We will be offering an R workshop December 18-20, 2019. Learn more.

Dist.seqs

From mothur
Revision as of 20:47, 22 May 2009 by Pschloss (Talk | contribs) (New page: The pairwise distance command will calculate pairwise distances between aligned sequences. This approach is better than the commonly used DNADIST because the distances are not stored ...)

(diff) ← Older revision | Latest revision (diff) | Newer revision → (diff)
Jump to: navigation, search

The pairwise distance command will calculate pairwise distances between aligned sequences. This approach is better than the commonly used DNADIST because the distances are not stored in RAM, rather they are printed directly to a file. Furthermore, it is possible to ignore "large" distances that one might not be interested in. The command will generate a column-formatted distance matrix that is compatible with the column option in the read.dist() command. There are several options for how to handle gap comparisons and terminal gaps. This tutorial uses the data files in AmazonData.zip.


dist.seqs()

To run dist.seqs() an alignment file must be provided in either fasta, nexus, clustal, or phylip format. By default an gap is only penalized once, terminal gaps are penalized, all distances are calculated, and only one processor is used. Running the following command will generate amazon.unique.dist

mothur > dist.seqs(fasta=amazon.unique.align)


The calc option

mothur has several ways of calculating a distance based on how gaps are treated. First, the default option - onegap - only counts a string of gaps as a single gap. For example:

SequenceA  ATGCATGCATGC
SequenceB  ACGC---CATCC

Would have two mismatches and one gap. Therefore the distance would be 3/10 or 0.30. This is the distance calculating method employed by Sogin et al. (1995). The logic behind this type of penalty is that a gap represents an insertion and it is likely that a gap of any length represents a single insertion. This can be called within mothur by the command:

mothur > dist.seqs(fasta=amazon.unique.align, calc=onegap)

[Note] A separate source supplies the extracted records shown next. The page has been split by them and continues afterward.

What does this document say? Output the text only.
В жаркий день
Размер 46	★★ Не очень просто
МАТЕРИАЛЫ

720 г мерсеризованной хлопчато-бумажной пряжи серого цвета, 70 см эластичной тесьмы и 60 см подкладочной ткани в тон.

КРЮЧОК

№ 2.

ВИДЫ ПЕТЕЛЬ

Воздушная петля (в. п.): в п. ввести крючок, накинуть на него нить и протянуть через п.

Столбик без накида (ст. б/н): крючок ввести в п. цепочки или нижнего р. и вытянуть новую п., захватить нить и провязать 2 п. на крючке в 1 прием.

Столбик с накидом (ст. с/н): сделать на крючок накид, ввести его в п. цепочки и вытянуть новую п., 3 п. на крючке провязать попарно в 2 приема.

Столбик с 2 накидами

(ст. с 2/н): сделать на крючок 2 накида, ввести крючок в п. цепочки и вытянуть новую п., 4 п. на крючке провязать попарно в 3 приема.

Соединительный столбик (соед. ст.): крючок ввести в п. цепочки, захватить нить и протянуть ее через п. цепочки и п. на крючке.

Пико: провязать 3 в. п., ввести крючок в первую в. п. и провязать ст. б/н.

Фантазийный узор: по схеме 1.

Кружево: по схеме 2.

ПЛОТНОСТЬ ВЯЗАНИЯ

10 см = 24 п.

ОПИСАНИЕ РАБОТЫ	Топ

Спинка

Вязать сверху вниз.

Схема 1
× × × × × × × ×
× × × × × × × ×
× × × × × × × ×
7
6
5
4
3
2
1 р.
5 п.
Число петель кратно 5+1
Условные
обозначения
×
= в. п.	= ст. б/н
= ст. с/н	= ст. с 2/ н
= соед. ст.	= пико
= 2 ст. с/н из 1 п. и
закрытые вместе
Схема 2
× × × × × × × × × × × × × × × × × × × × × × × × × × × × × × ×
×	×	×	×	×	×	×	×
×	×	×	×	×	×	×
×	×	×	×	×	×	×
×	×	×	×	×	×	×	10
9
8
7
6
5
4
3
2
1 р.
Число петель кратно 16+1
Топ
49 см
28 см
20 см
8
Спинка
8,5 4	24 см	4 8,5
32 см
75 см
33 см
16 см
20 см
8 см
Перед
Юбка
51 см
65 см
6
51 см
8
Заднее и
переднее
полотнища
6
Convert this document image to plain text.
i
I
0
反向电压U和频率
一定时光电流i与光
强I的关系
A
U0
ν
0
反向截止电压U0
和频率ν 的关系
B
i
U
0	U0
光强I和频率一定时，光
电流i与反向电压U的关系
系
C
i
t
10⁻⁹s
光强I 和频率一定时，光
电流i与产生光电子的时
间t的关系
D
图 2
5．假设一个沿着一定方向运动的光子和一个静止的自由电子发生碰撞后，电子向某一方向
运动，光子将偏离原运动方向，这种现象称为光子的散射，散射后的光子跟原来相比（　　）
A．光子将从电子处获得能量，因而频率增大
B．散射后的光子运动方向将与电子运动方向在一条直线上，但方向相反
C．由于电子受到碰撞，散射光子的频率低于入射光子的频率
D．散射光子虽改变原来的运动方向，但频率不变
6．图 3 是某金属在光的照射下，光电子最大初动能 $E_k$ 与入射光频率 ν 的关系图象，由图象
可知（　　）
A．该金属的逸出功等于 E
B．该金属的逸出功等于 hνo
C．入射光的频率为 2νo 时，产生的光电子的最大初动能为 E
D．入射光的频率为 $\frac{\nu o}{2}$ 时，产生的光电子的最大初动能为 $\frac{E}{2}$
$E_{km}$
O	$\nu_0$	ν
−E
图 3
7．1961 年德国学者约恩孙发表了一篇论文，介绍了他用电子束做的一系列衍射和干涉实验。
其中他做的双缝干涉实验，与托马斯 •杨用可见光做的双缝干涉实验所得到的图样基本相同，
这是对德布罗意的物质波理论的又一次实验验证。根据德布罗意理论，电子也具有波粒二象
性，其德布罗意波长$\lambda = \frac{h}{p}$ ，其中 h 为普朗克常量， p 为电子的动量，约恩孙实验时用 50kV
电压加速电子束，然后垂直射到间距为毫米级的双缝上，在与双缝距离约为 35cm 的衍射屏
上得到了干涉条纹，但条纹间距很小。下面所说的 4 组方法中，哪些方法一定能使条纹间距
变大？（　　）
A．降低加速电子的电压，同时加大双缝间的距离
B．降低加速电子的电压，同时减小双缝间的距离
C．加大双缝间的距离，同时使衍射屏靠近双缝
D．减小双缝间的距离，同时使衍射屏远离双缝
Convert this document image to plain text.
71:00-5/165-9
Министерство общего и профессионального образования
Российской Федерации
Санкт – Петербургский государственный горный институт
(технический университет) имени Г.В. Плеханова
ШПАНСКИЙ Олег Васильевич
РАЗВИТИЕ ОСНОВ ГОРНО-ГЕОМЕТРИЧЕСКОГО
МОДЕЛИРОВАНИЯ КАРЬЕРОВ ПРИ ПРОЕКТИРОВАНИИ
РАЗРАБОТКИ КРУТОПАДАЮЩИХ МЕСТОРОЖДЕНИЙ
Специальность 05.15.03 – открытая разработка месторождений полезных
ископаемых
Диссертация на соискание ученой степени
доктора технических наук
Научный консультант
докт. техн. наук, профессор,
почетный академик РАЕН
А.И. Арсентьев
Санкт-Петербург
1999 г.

DNADIST actually ignores gaps. For example the two sequences above would have a distance of 2/9 or 0.2222. This type of distance calculation does not make much sense for sequences that are known to have a significant number of insertions. This can be used in mothur using the nogaps option. mothur can use this distance calculating method with the command:

mothur > dist.seqs(fasta=amazon.unique.align, calc=nogaps)


A final option is to penalize each gap. For the two sequences above, the distance would be 5/12 or 0.4167. This can be used in mothur using the eachgap option. mothur can use this distance calculating method with the command:

mothur > dist.seqs(fasta=amazon.unique.align, calc=eachgap)


The ends option

There is some discussion over whether to penalize gaps that occur at the end of sequences. For example, consider the following sequences:

Sequence1 ATGCATGCATGC
Sequence2 ---CAAGTA---

If terminal gaps are penalized (and we are using the calc=onegap option) then the distance would be 4/8 or 0.5000. If they are not penalized, then the distance would be 2/6 or 0.3333. Ideally, all sequences would be aligned over the same region; however, if this is not possible or desired for some reason the ends option can be employed.

mothur > dist.seqs(fasta=amazon.unique.align, ends=T)

The default is for ends to equal F. It is possible to combine the calc and ends options.


The cutoff option

If you know that you are not going to form OTUs with distances larger than 0.10, you can tell mothur to not save any distances larger than 0.10. This will significantly cut down on the amount of hard drive space required to store the matrix. This can be done as follows:

mothur > dist.seqs(fasta=amazon.unique.align, cutoff=0.10)

Without setting cutoff to 0.10 this command would have generated 4560 distances (i.e. 96x95/2 = 4560). With the cutoff only 46 distances are saved. The savings can be substantial when there are a large number of distances. The actual cutoff used by the command is 0.005 higher than the value that is set to allow for rounding in the clustering steps.